Allerdings hat die Revision - letztlich hilfsweise für den Fall, dass entgegen ihrem Antrag die Schuldsprüche doch Bestand haben - die Möglichkeit in den Raum gestellt, dass eine neue Hauptverhandlung "vielleicht den entscheidenden Anstoß zu einer Aussöhnung innerhalb der Familie W. geben" könnte. Es ist jedoch nicht näher ausgeführt und liegt auch nicht ohne Weiteres auf der Hand, warum eine Hauptverhandlung eine sonst nicht oder nur schwerer mögliche familiäre Aussöhnung ermöglichen, anstoßen oder fördern würde. Darüber hinaus hat die Nebenklage nunmehr jedoch auch noch gegenüber dem Senat dahin Stellung genommen, dass "eine Aussöhnung ... endgültig abgelehnt" werde.
d) Nach alledem hält der Senat unter Abwägung aller für die Strafzumessung bedeutsamer Urteilsfeststellungen und des gesamten hierauf bezogenen Vorbringens der Verfahrensbeteiligten die Einzelstrafen, die wegen der Taten zum Nachteil von U. W. verhängt wurden, für angemessen.

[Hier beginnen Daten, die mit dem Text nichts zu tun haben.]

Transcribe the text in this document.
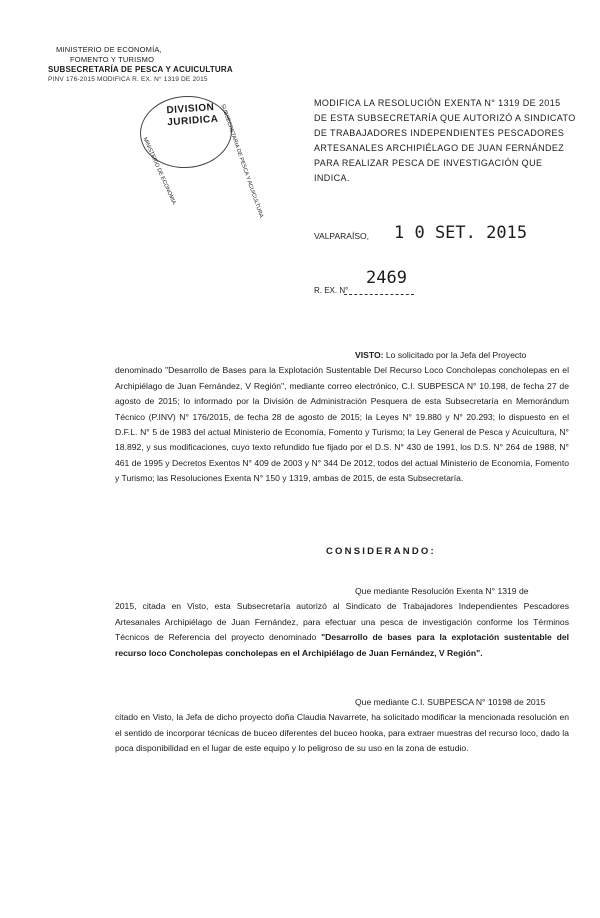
MINISTERIO DE ECONOMÍA,
FOMENTO Y TURISMO
SUBSECRETARÍA DE PESCA Y ACUICULTURA
PINV 176-2015 MODIFICA R. EX. N° 1319 DE 2015
MINISTERIO DE ECONOMIA	SUBSECRETARIA DE PESCA Y ACUICULTURA
DIVISION
JURIDICA
MODIFICA LA RESOLUCIÓN EXENTA N° 1319 DE 2015 DE ESTA SUBSECRETARÍA QUE AUTORIZÓ A SINDICATO DE TRABAJADORES INDEPENDIENTES PESCADORES ARTESANALES ARCHIPIÉLAGO DE JUAN FERNÁNDEZ PARA REALIZAR PESCA DE INVESTIGACIÓN QUE INDICA.
VALPARAÍSO, 1 0 SET. 2015
R. EX. N°
2469
VISTO: Lo solicitado por la Jefa del Proyecto
denominado "Desarrollo de Bases para la Explotación Sustentable Del Recurso Loco Concholepas concholepas en el Archipiélago de Juan Fernández, V Región", mediante correo electrónico, C.I. SUBPESCA N° 10.198, de fecha 27 de agosto de 2015; lo informado por la División de Administración Pesquera de esta Subsecretaría en Memorándum Técnico (P.INV) N° 176/2015, de fecha 28 de agosto de 2015; la Leyes N° 19.880 y N° 20.293; lo dispuesto en el D.F.L. N° 5 de 1983 del actual Ministerio de Economía, Fomento y Turismo; la Ley General de Pesca y Acuicultura, N° 18.892, y sus modificaciones, cuyo texto refundido fue fijado por el D.S. N° 430 de 1991, los D.S. N° 264 de 1988, N° 461 de 1995 y Decretos Exentos N° 409 de 2003 y N° 344 De 2012, todos del actual Ministerio de Economía, Fomento y Turismo; las Resoluciones Exenta N° 150 y 1319, ambas de 2015, de esta Subsecretaría.
CONSIDERANDO:
Que mediante Resolución Exenta N° 1319 de
2015, citada en Visto, esta Subsecretaría autorizó al Sindicato de Trabajadores Independientes Pescadores Artesanales Archipiélago de Juan Fernández, para efectuar una pesca de investigación conforme los Términos Técnicos de Referencia del proyecto denominado "Desarrollo de bases para la explotación sustentable del recurso loco Concholepas concholepas en el Archipiélago de Juan Fernández, V Región".
Que mediante C.I. SUBPESCA N° 10198 de 2015
citado en Visto, la Jefa de dicho proyecto doña Claudia Navarrete, ha solicitado modificar la mencionada resolución en el sentido de incorporar técnicas de buceo diferentes del buceo hooka, para extraer muestras del recurso loco, dado la poca disponibilidad en el lugar de este equipo y lo peligroso de su uso en la zona de estudio.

Mit dem Wegfall der Strafen wegen der Taten zum Nachteil von S. W. fällt zwar nur der insgesamt geringere Teil der gegen den Angeklagten verhängten Einzelstrafen weg, der hier aber andererseits schon angesichts der Höhe der wegfallenden Einzelstrafen auch nicht ohne jede Bedeutung ist. Über die nur zahlenmäßige Verminderung der Einzeltaten hinaus reduziert sich der Schuldumfang aber auch deshalb, weil die Gesamtstrafe jetzt aus Strafen wegen Taten zum Nachteil nur noch eines Opfers zu bilden ist. Nach alledem gibt der Senat hier dem Antrag, trotz des Wegfalls einiger Einzelstrafen die bisherige Gesamtstrafe als angemessen aufrecht zu halten, keine Folge, sondern hebt das Urteil im Ausspruch über die Gesamtfreiheitsstrafe auf (§ 349 Abs. 4 StPO).
Der Senat macht von der Möglichkeit Gebrauch, gemäß § 354 Abs. 1b StPO zu entscheiden. Eine Verweisung auf das Beschlussverfahren nach §§ 460, 462 StPO kann auch dann erfolgen, wenn - wie hier - im Revisionsverfahren Einzelstrafen durch Verfahrenseinstellung wegfallen und nur deshalb über die Gesamtstrafe neu zu befinden ist (vgl. BGH NStZ 2005, 223).
Der Hinweis der Revision auf eine mögliche Versöhnung durch eine neue Hauptverhandlung gibt dem Senat aus den bereits genannten Gründen (vgl. oben II 2 c) hier keine Veranlassung, von einer Verweisung auf das Beschlussverfahren abzusehen.
Die nachträgliche Gesamtstrafenbildung aus den verbleibenden, nunmehr rechtskräftigen Einzelstrafen obliegt somit dem nach § 462a Abs. 3 StPO zuständigen Gericht (vgl. BGH NJW 2004, 3788).